In this episode of Adventures in .NET the panel interviews Phillip Carter. Phillip works on the .NET team. His primary focus is F# and F# tooling. Phillip starts off by explaining that F# is a functional programming language, whereas C# is an object-oriented language. Phillip explains how F# is a nice way for those who want to do functional programming to do so with a full ecosystem and quality tools and libraries.
Phillip explains how F# is used in .NET. Some prefer to use only F# but the major mix and match F# and C#. He shares projects he has done mixing and matching F# and C#, explaining how he did and the other methods used to use both F# and C#.
The panel discusses the popularity of F# and where it is most well known. Phillip shares the two biggest sites where F# sharp is used are Jet and Walmart e-commerce, their backends are build using an F# microservice. He explains that a lot of financial institutions use F# in their backends as it is good for number crunching. The panel considers the growth of F# since .NET Core 2.0 was released. After .NET Core 2.0 was released F# usage spiked, F# microservices and open source projects became much more common.
The panel considers the mental hurdles required when switching from C# to F#. Phillip explains how that switch may be easier for some than for others. Using an example of building a web service, Phillip explains how someone approaches a process or a problem will determine how easily someone can transition from C# to F#. He elaborates, explaining that if a developer is really used to object-oriented programming and it’s patterns it may be more difficult to move to F#.
The panel shares some of its views on F#, wondering if it isn’t easier to learn for those who are new to programming. Phillip considers their views and explaining that even though they can’t prove it they have also seen this possibility. At the Ignite conference, they are coming out with a preview Jupiter Notebook tooling, putting C# and F# on top and integrating it into the Jupiter ecosystem. Phillip admits they have been wondering if they might not be able to reach the non or secondary programmers more easily with F#. F# may be more familiar to those who only have a simple background in Python they picked up in college. He explains how overwhelming C# can be to someone who has never seen anything like it before.
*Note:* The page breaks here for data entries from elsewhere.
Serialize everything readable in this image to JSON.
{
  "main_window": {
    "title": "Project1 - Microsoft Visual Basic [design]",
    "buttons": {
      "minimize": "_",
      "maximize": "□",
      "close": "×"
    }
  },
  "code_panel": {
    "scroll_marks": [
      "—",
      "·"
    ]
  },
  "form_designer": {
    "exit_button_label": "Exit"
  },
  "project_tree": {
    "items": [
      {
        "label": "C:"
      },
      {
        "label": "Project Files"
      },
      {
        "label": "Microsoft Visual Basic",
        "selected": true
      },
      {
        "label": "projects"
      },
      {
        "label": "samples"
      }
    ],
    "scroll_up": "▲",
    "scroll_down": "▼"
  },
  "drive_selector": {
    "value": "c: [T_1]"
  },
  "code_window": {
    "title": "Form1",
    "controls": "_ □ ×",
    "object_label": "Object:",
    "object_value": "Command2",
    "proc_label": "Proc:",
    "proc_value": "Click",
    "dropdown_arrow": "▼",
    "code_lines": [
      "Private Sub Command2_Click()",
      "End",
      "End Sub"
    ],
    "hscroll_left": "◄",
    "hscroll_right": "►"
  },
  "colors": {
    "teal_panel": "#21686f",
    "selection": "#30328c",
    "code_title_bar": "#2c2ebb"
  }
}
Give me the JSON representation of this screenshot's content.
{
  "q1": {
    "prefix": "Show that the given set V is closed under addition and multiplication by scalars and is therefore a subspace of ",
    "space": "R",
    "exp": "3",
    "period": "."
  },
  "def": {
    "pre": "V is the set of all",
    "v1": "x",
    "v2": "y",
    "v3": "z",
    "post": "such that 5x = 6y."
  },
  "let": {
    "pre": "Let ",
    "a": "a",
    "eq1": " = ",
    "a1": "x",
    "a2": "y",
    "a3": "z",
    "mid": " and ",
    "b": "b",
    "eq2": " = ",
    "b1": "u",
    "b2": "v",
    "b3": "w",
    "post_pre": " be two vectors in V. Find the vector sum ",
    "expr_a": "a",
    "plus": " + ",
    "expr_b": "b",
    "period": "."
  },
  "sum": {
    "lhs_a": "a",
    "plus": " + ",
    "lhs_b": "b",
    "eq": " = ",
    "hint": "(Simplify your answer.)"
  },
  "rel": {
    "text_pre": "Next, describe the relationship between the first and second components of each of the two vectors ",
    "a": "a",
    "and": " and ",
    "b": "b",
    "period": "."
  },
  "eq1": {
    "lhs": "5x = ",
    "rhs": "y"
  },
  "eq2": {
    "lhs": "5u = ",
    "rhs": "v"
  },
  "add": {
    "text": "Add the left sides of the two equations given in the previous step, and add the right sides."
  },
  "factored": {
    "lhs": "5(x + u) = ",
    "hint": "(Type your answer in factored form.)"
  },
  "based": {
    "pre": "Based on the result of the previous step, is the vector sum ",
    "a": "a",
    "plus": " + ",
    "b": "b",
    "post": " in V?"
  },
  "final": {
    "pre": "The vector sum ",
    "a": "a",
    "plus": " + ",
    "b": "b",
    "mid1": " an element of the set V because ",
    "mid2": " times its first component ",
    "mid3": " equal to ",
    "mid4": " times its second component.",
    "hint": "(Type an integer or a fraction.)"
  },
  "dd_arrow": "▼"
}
Phillip compares the syntax of C# and F#, explaining that they are very different. F# is more similar to Python than to C#. F# is white space significant and uses type inferences. He explains how these differences might trip up someone who is familiar with C#. C# and F# have a few similarities like you can still dot into something just like in C#.
The panel wonders what kind of cooperation is seen between the F# and C# teams at Microsoft. Phillip explains that they work very closely and sharing a few examples. He worked on nullable reference types in C# 8.0. He explains that they have a mindset, they are all Microsoft in the end and what C# and F# to interoperate as best they can.
F# is currently on version 4.7, which was released with C# 8.0. He shares some of the changes made to F# with this latest version. Including, core library fixes, performance fixes and the cleaning up of little syntactical quirks. He explains that is a culmination of a lot of minor changes to improve the language. Phillip shares what’s coming in F# 5.0 which will hopefully be released with the .NET 5.0 release.
The episode ends as Phillip shares some resources for getting started with F#. He encourages everyone to give it a try. He promises that even if you decide its not for you, it will help you see your code in new ways.